For those who have seen his practice evolve, his ink work occasionally draws on pop culture and also finds a balance with the idea of the ecorche – a figure showing the body without skin to reveal its musculature for artistic or anatomical study.

“I feel like drawing is my way of communicating with the world – I can draw better than I can talk. It was isolating, but it helped me develop a visual language,” he says.

The works in Oo’s ‘Roadkill' are ink drawings that merge animal and car parts into hybrid forms. — Photo: Silas Oo
The works in Oo’s ‘Roadkill' are ink drawings that merge animal and car parts into hybrid forms. — Photo: Silas Oo

Much of his work is in black and white, a choice shaped in part by an unexpected factor: he is colourblind.

“I do think in colour, but black and white best represent my thoughts. When I look at something, I don’t think about colour – I think about texture, layers, lighting, all the small details,” he explains.
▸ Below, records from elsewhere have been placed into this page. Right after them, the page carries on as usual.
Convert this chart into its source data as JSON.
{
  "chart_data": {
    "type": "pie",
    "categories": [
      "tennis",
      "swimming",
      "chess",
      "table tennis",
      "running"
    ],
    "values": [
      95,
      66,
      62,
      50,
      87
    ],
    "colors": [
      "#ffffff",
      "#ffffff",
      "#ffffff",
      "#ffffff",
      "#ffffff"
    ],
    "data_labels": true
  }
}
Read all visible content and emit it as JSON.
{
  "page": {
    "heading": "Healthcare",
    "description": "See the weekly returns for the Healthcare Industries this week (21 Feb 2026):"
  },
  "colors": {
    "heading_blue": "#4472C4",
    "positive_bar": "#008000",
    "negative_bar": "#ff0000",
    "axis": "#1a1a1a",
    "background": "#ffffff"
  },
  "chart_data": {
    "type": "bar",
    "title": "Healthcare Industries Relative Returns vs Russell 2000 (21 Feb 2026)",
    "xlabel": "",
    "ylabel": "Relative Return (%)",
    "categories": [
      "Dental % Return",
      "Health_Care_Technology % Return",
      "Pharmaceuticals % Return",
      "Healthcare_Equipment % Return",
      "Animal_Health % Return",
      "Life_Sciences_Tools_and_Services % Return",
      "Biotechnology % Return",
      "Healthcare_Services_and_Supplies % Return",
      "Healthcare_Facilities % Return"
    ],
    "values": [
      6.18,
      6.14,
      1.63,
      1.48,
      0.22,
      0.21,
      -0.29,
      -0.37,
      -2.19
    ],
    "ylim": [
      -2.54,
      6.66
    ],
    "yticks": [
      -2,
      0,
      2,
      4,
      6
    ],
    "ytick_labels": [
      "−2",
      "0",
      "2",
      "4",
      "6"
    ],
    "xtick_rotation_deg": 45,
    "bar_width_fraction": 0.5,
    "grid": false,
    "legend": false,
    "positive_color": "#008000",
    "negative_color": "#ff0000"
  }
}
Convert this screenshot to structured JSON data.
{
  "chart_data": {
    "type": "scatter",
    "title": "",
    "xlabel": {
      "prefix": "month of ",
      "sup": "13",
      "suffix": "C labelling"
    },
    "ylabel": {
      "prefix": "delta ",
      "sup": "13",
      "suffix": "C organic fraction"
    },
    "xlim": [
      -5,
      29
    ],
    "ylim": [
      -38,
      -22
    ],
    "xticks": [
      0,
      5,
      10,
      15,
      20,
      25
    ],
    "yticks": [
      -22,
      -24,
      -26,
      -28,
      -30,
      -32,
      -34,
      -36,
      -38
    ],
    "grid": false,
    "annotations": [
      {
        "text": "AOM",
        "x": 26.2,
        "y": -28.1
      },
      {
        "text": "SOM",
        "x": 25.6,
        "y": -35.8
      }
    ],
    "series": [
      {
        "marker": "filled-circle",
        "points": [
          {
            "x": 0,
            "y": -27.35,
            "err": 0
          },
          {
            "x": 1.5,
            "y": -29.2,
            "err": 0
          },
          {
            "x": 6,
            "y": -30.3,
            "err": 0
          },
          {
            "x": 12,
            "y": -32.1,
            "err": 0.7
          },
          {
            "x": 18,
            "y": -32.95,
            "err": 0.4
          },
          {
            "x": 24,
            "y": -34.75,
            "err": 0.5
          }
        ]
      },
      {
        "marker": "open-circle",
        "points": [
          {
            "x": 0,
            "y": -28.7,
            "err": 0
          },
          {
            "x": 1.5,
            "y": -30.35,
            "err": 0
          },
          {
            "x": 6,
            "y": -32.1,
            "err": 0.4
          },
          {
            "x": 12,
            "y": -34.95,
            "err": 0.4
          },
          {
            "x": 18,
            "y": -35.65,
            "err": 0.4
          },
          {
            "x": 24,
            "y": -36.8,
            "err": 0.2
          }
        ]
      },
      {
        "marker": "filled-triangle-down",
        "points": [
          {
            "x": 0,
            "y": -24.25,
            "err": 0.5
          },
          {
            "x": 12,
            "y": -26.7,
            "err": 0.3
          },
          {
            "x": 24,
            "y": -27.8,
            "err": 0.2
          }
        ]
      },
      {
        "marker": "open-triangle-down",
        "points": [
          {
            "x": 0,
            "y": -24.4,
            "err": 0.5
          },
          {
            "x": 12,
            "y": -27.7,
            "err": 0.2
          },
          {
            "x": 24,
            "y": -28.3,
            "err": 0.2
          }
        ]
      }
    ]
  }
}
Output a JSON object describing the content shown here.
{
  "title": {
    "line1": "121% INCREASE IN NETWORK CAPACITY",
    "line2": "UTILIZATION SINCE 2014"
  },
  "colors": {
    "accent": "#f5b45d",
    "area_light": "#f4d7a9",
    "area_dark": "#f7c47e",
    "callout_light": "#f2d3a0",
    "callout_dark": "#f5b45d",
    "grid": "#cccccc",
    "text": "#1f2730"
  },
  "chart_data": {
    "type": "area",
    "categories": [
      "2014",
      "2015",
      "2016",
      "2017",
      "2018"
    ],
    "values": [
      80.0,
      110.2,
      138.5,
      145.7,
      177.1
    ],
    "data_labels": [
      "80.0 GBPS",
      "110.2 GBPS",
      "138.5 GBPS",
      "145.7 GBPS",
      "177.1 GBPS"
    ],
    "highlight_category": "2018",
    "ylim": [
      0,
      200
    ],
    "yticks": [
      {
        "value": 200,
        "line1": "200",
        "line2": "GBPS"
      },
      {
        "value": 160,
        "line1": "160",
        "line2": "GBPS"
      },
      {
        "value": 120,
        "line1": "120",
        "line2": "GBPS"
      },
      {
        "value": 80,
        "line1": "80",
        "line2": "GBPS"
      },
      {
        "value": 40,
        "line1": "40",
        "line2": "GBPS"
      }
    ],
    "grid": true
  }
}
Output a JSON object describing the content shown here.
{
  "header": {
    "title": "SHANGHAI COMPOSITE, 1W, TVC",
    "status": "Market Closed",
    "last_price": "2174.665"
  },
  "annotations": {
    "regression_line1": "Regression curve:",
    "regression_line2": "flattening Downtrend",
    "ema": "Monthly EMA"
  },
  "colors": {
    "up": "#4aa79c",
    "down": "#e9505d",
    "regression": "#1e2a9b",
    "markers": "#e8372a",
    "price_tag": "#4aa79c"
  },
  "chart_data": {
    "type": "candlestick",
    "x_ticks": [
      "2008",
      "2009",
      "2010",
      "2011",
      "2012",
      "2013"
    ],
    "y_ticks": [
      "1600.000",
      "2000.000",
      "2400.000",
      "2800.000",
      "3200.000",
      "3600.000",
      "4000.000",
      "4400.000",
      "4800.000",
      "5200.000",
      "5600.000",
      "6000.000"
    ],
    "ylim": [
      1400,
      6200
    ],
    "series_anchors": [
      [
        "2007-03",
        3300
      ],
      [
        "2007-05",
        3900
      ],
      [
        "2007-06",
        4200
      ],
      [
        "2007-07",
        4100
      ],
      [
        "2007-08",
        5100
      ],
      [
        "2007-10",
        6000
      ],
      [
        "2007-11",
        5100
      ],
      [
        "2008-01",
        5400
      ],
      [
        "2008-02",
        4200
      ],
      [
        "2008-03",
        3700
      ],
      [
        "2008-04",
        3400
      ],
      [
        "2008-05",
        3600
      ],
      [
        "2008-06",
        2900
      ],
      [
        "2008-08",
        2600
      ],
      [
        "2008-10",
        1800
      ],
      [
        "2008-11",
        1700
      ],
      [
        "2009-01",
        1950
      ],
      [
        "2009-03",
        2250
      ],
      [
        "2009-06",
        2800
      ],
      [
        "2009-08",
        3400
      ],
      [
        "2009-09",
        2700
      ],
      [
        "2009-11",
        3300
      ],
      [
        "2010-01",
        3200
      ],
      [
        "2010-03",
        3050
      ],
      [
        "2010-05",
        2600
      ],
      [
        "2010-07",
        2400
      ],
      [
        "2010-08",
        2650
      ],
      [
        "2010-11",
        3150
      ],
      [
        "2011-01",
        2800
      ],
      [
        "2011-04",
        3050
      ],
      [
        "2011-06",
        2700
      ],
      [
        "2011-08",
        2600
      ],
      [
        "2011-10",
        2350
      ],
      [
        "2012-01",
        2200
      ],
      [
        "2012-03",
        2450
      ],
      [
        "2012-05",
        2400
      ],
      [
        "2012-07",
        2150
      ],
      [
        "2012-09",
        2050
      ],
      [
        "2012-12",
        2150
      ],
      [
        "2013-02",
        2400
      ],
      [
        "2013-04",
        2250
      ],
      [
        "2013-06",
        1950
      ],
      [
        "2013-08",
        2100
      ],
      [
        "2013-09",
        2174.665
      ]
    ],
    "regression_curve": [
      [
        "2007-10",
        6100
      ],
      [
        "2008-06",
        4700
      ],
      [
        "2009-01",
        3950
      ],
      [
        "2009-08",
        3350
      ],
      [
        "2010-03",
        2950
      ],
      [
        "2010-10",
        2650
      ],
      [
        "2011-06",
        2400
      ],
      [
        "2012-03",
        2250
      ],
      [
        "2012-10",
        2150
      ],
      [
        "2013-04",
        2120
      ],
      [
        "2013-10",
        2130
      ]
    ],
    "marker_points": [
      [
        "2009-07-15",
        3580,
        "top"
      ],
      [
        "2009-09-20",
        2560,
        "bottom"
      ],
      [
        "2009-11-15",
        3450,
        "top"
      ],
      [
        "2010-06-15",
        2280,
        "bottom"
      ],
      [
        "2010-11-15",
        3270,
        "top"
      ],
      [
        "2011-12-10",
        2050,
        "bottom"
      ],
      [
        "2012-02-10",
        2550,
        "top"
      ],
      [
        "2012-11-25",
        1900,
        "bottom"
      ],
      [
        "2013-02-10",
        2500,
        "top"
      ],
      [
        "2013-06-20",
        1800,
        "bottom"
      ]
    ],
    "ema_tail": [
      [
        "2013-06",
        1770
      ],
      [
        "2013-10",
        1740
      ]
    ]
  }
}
He only returned to drawing more consistently in recent years, after stepping away to explore sculpture and welding.

“I’ve tried different ways of living, trying to grow into my own skin. An artist who only draws but doesn’t live has nothing to draw,” says Oo.

“I’m still finding that balance, but I’m driven by making work I can relate to – work that reflects who I am at a given moment,” he concludes.

Roadkill is showing at The Back Room, Zhongshan Building in KL until June 7. Open: Wednesday to Sunday. Free admission. More info: thebackroomkl.com.